Rio stepped away. My attention glued to him as he walked over to Royal. “How this happened under my son’s watch is a question for another day.” Rio circled his blank-faced son like a hawk does its prey. “He assured me he had this under control, but here I am, forced to deal with the matter in person. At this point, my patience is at an end.”

“I can still take care of this, Dad,” Royal said, voice placid. “If you had let me know about the payment, I would have taken care of the triplets and made sure the next was—”

“Shh, shh, shh,” Rio crooned. He clasped the back of his neck, bringing their foreheads together. “It’s okay, my boy.”

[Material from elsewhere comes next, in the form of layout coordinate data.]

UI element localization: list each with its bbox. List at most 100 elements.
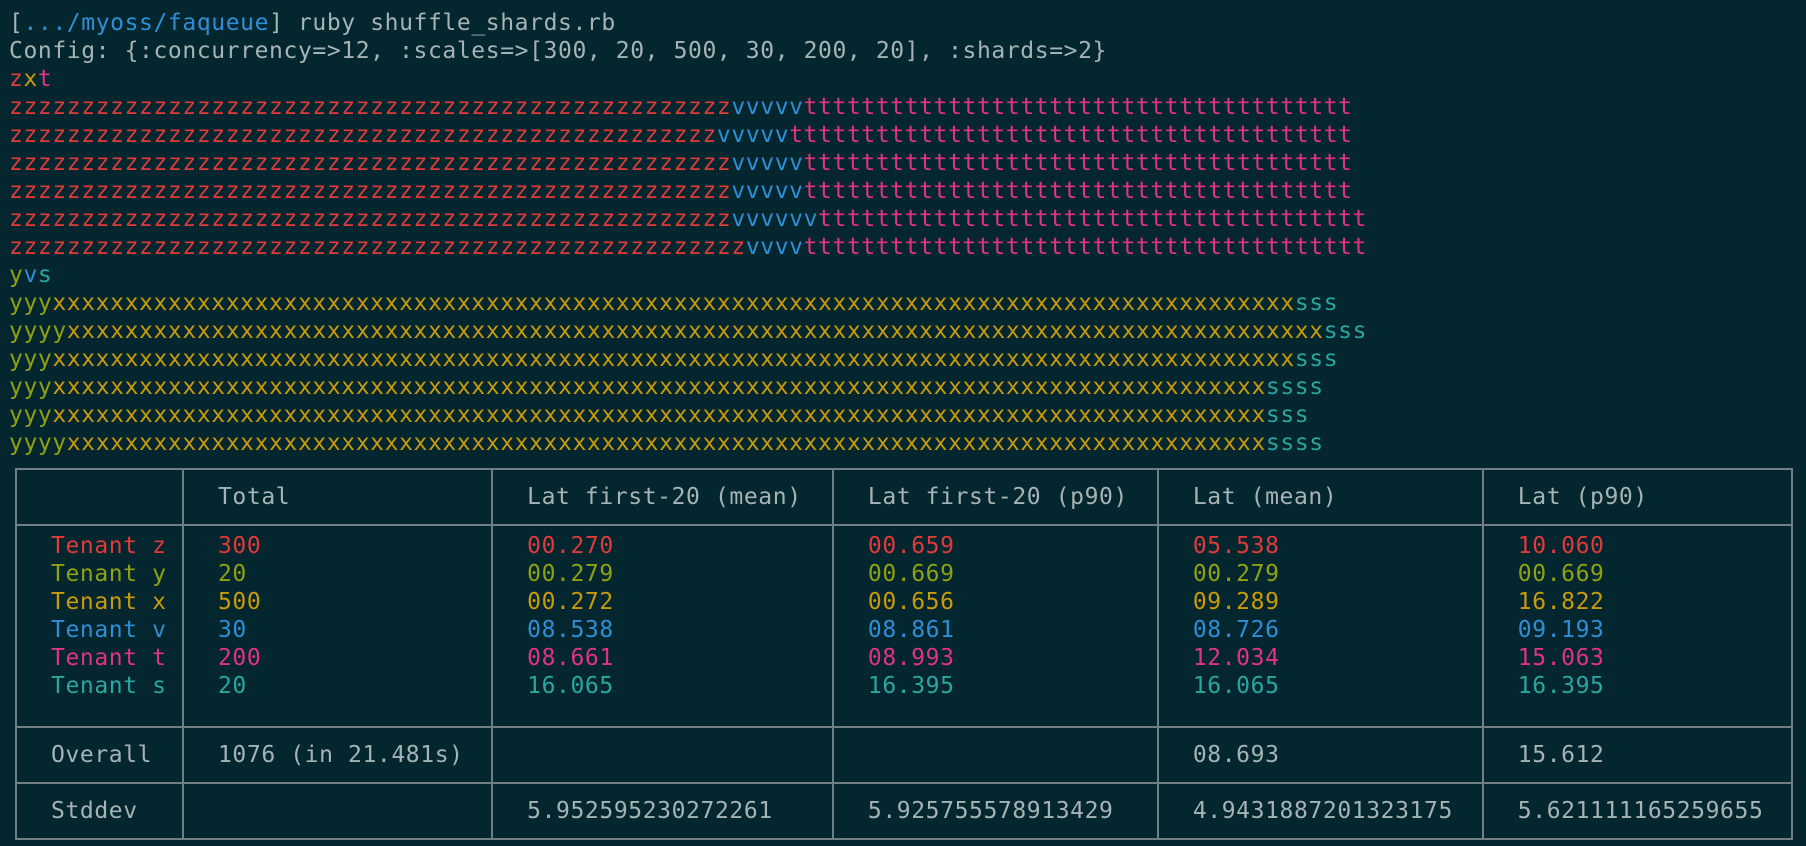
tenant-char-run: vvvv [745,234,804,260]
tenant-value: 08.538 [527,617,614,643]
prompt-command: ruby shuffle_shards.rb [283,10,616,36]
shard-progress-line: zzzzzzzzzzzzzzzzzzzzzzzzzzzzzzzzzzzzzzzz… [9,149,1806,177]
shard-progress-line: yyyxxxxxxxxxxxxxxxxxxxxxxxxxxxxxxxxxxxxx… [9,373,1806,401]
tenant-char-run: ttttttttttttttttttttttttttttttttttttttt [803,234,1368,260]
shard-progress-line: zzzzzzzzzzzzzzzzzzzzzzzzzzzzzzzzzzzzzzzz… [9,233,1806,261]
shard-label-line: yvs [9,261,1806,289]
terminal-output: [.../myoss/faqueue] ruby shuffle_shards.… [9,9,1806,457]
tenant-char-run: vvvvv [716,122,790,148]
tenant-value: 09.193 [1517,617,1605,643]
tenant-value: 09.289 [1192,589,1280,615]
overall-first20-mean [491,726,834,784]
shard-2-output: yvs yyyxxxxxxxxxxxxxxxxxxxxxxxxxxxxxxxxxx… [9,261,1806,457]
tenant-value: 00.656 [867,589,955,615]
header-cell-mean: Lat (mean) [1156,468,1484,526]
tenant-char-run: tttttttttttttttttttttttttttttttttttttt [803,178,1353,204]
shard-1-output: zxt zzzzzzzzzzzzzzzzzzzzzzzzzzzzzzzzzzzzz… [9,65,1806,261]
tenant-total-column: 300 20 500 30 200 20 [181,524,494,728]
tenant-char-run: vvvvv [731,94,804,120]
tenant-char-run: xxxxxxxxxxxxxxxxxxxxxxxxxxxxxxxxxxxxxxxx… [66,318,1324,344]
shard-progress-line: yyyxxxxxxxxxxxxxxxxxxxxxxxxxxxxxxxxxxxxx… [9,289,1806,317]
tenant-char-run: yyyy [9,430,67,456]
tenant-char-run: yyyy [9,318,67,344]
tenant-char-run: ssss [1265,374,1324,400]
tenant-value: 300 [217,533,262,559]
tenant-char-run: sss [1294,290,1339,316]
tenant-value: 16.065 [1192,673,1280,699]
stddev-p90: 5.621111165259655 [1481,782,1794,840]
tenant-char-run: zzzzzzzzzzzzzzzzzzzzzzzzzzzzzzzzzzzzzzzz… [9,122,717,148]
tenant-value: 16.822 [1517,589,1605,615]
tenant-char-run: vvvvv [731,150,804,176]
tenant-char-run: vvvvv [731,178,804,204]
tenant-p90-column: 10.060 00.669 16.822 09.193 15.063 16.395 [1481,524,1794,728]
overall-label: Overall [15,726,184,784]
tenant-char-run: sss [1323,318,1368,344]
tenant-char-run: sss [1265,402,1310,428]
tenant-char-run: z [9,66,24,92]
tenant-char-run: zzzzzzzzzzzzzzzzzzzzzzzzzzzzzzzzzzzzzzzz… [9,150,732,176]
tenant-char-run: yyy [9,290,53,316]
tenant-name: Tenant v [51,617,167,643]
tenant-value: 16.395 [867,673,955,699]
config-line: Config: {:concurrency=>12, :scales=>[300… [9,38,1107,64]
tenant-char-run: ttttttttttttttttttttttttttttttttttttttt [789,122,1353,148]
stddev-mean: 4.9431887201323175 [1156,782,1484,840]
tenant-value: 20 [217,673,247,699]
tenant-char-run: yyy [9,402,53,428]
tenant-name: Tenant z [51,533,167,559]
shard-progress-line: zzzzzzzzzzzzzzzzzzzzzzzzzzzzzzzzzzzzzzzz… [9,121,1806,149]
tenant-char-run: sss [1294,346,1339,372]
tenant-char-run: ssss [1265,430,1324,456]
tenant-char-run: xxxxxxxxxxxxxxxxxxxxxxxxxxxxxxxxxxxxxxxx… [52,374,1266,400]
header-cell-first20-mean: Lat first-20 (mean) [491,468,834,526]
tenant-value: 00.669 [867,561,955,587]
shard-progress-line: zzzzzzzzzzzzzzzzzzzzzzzzzzzzzzzzzzzzzzzz… [9,93,1806,121]
tenant-char-run: y [9,262,24,288]
tenant-char-run: yyy [9,374,53,400]
stddev-total [181,782,494,840]
tenant-value: 20 [217,561,247,587]
tenant-char-run: s [37,262,53,288]
shard-label-line: zxt [9,65,1806,93]
stddev-row: Stddev 5.952595230272261 5.9257555789134… [15,782,1794,840]
tenant-char-run: v [23,262,38,288]
table-header-row: Total Lat first-20 (mean) Lat first-20 (… [15,468,1794,526]
header-cell-total: Total [181,468,494,526]
shard-progress-line: yyyxxxxxxxxxxxxxxxxxxxxxxxxxxxxxxxxxxxxx… [9,401,1806,429]
tenant-first20-mean-column: 00.270 00.279 00.272 08.538 08.661 16.065 [491,524,834,728]
overall-p90: 15.612 [1481,726,1794,784]
stddev-first20-mean: 5.952595230272261 [491,782,834,840]
tenant-value: 10.060 [1517,533,1605,559]
tenant-char-run: tttttttttttttttttttttttttttttttttttttt [803,150,1353,176]
tenant-name: Tenant t [51,645,167,671]
tenant-name-column: Tenant z Tenant y Tenant x Tenant v Tenant t… [15,524,184,728]
tenant-char-run: zzzzzzzzzzzzzzzzzzzzzzzzzzzzzzzzzzzzzzzz… [9,178,732,204]
tenant-char-run: tttttttttttttttttttttttttttttttttttttt [803,94,1353,120]
tenant-char-run: zzzzzzzzzzzzzzzzzzzzzzzzzzzzzzzzzzzzzzzz… [9,94,732,120]
tenant-char-run: xxxxxxxxxxxxxxxxxxxxxxxxxxxxxxxxxxxxxxxx… [52,402,1266,428]
tenant-value: 00.279 [527,561,614,587]
tenant-name: Tenant s [51,673,167,699]
tenant-value: 08.726 [1192,617,1280,643]
tenant-value: 05.538 [1192,533,1280,559]
tenant-char-run: zzzzzzzzzzzzzzzzzzzzzzzzzzzzzzzzzzzzzzzz… [9,234,746,260]
tenant-value: 12.034 [1192,645,1280,671]
tenant-value: 08.861 [867,617,955,643]
shard-progress-line: zzzzzzzzzzzzzzzzzzzzzzzzzzzzzzzzzzzzzzzz… [9,177,1806,205]
stddev-label: Stddev [15,782,184,840]
tenant-char-run: zzzzzzzzzzzzzzzzzzzzzzzzzzzzzzzzzzzzzzzz… [9,206,732,232]
tenant-value: 08.993 [867,645,955,671]
tenant-value: 00.270 [527,533,614,559]
tenant-mean-column: 05.538 00.279 09.289 08.726 12.034 16.065 [1156,524,1484,728]
shard-progress-line: yyyyxxxxxxxxxxxxxxxxxxxxxxxxxxxxxxxxxxxx… [9,429,1806,457]
tenant-char-run: xxxxxxxxxxxxxxxxxxxxxxxxxxxxxxxxxxxxxxxx… [66,430,1266,456]
tenant-value: 500 [217,589,262,615]
tenant-char-run: x [23,66,38,92]
header-cell-p90: Lat (p90) [1481,468,1794,526]
overall-mean: 08.693 [1156,726,1484,784]
header-cell-blank [15,468,184,526]
tenant-first20-p90-column: 00.659 00.669 00.656 08.861 08.993 16.395 [831,524,1159,728]
tenant-value: 15.063 [1517,645,1605,671]
prompt-path: .../myoss/faqueue [23,10,270,36]
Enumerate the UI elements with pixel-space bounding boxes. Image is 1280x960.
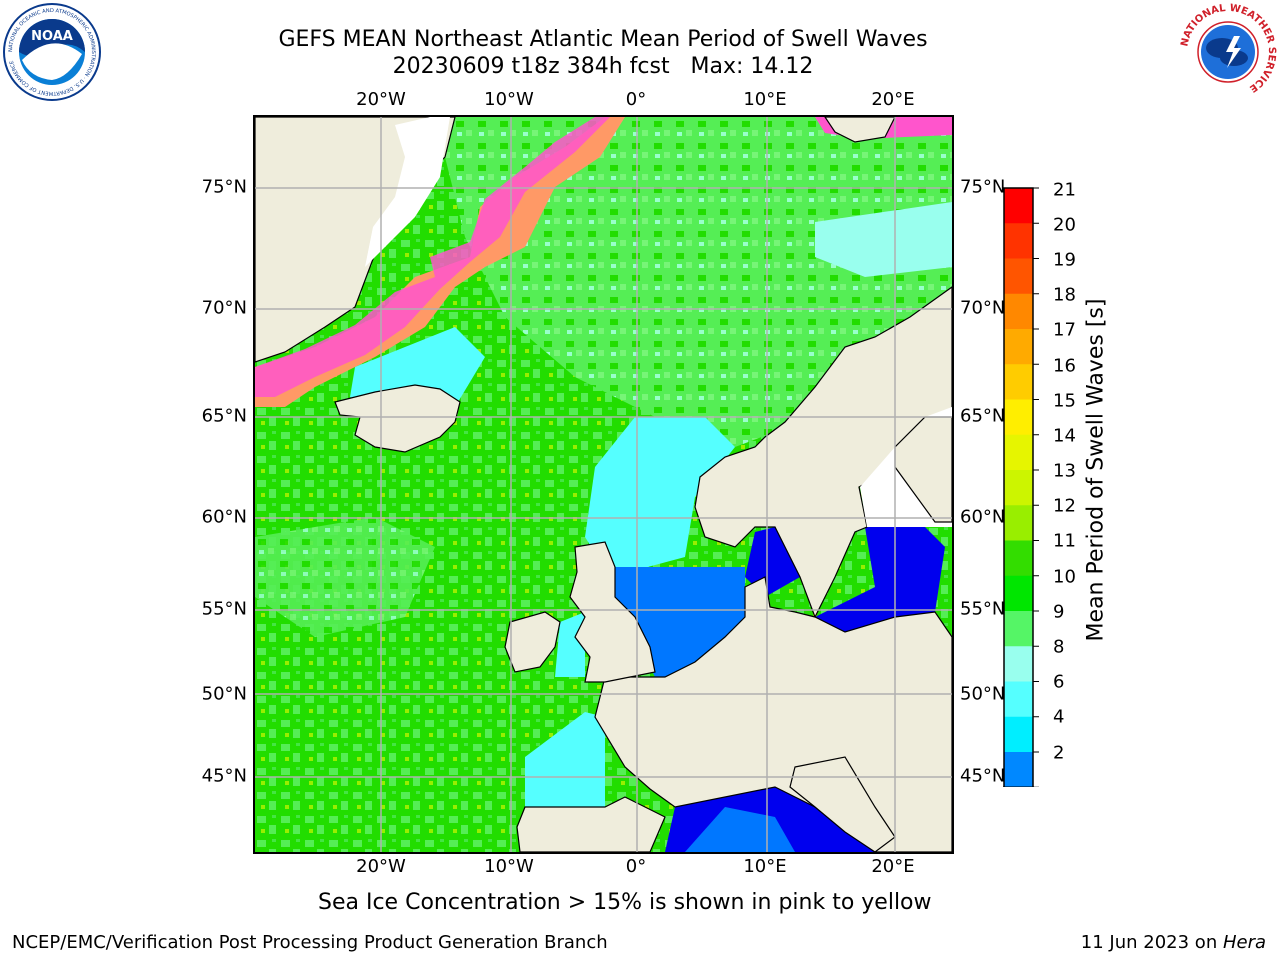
colorbar-tick: 20: [1053, 214, 1076, 236]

Despite his words, Royal visibly tensed. Seeing the two of them together, their resemblance was obvious. I should have known the moment Rio stepped out from behind the tires. The raven locks, the strong jaw, the air of promised danger.

“Even the strongest of leaders face betrayal,” he said, “but the most important lesson we must learn is”—Rio withdrew a gun from his overcoat—“there are no second chances.”

He punctuated each word with a tap of the gun on Royal’s chest.

I bit through my lip, keeping in another scream. It leaked through my teeth as Rio turned on me.

Pull yourself together, Ember. Don’t give the shadow man the fucking satisfaction of seeing you cry! This man has proven himself to be exactly what you thought he was and you will see him carried off in handcuffs if it’s the last thing you do.

Sucking in a breath, I held it long, willing my galloping heart to slow. I would get out of this. That morning would not be the last time I saw my brother.